The vision hit me with such clarity and longing that I had to look away, afraid my face would reveal too much.

“Want me to take you back up?” Gunner asked once Bertie had stilled in his arms. “I can read to you until you fall asleep.”

Damn there went my ovaries.

Bertie lifted her head and screwed up her tiny features in a frown. “I can read you know. Probably better than you seeing as you only ever look at horse magazines.”

Nash’s chuckle was filled with relief as he moved back to his chair, his hand moving to stroke Lily’s long, blonde hair as soon as she sat too, making it clear that she was his cornerstone for peace.

“Very true,” Gunner agreed. “But I did go to school, you know. Admittedly my teacher wasn’t as pretty as yours, but I went.” He winked at me and then dropped a kiss to Bertie’s forehead. “How about I make up a story?”

“Oh, he’s real good at that,” Wilder offered, reaching for his bottle of beer. “Hey, that hurt.”

I looked at Gunner who was throwing his brother a dirty stare as he got up, Bertie still in his arms. Already displaying the kind of father that he would be one day.

“I’ll be back.”

As he passed Lily, she ran a hand down Bertie’s calf covered in cotton pink and white stripe pajamas, while Nash stood and gave her a quick kiss to her cheek.

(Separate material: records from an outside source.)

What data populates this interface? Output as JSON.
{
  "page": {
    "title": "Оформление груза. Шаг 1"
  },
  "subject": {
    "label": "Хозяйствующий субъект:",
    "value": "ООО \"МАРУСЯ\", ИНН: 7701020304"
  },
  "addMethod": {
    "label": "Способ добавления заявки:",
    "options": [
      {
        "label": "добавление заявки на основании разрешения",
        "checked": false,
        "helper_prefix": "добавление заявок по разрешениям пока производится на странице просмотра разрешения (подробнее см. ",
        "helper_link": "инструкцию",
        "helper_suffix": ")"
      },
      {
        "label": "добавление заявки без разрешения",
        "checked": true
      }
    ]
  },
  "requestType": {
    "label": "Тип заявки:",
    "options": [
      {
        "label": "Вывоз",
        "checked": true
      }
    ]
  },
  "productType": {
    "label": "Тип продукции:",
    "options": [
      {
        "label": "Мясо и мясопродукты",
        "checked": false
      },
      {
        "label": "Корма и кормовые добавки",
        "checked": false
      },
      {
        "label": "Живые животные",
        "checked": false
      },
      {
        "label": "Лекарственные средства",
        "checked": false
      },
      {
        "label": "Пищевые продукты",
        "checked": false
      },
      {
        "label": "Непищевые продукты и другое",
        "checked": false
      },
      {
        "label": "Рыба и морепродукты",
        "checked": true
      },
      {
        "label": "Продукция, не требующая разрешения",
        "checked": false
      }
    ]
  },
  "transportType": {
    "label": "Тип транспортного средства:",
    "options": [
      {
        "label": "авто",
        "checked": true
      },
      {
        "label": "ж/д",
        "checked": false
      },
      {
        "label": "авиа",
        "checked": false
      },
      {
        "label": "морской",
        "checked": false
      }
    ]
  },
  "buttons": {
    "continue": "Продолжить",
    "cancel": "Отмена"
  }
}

“What’s the betting he falls asleep with her,” Wilder said as the door clicked shut.

And he was right, when I padded into Bertie’s room twenty minutes later, Gunner was fast asleep.

His feet were hanging off the end of the twin bed, one hand behind his head while the other arm was wrapped protectively around a sleeping Bertie.

As I watched them, I felt something shift inside me.

It wasn’t the flutter of attraction or even the warmth of affection.

It was a bone-deep realization that resonated through me like the first notes of a familiar song.

I knew then that I wasn’t falling in love with Gunner Miller, I’d already gone.

Hook, line and sinker. The knowledge didn’t frighten me as it should have.

Instead, it felt like finding something that I didn’t know I’d lost. It was exciting and wonderful, if not a little terrifying. It was absolutely right.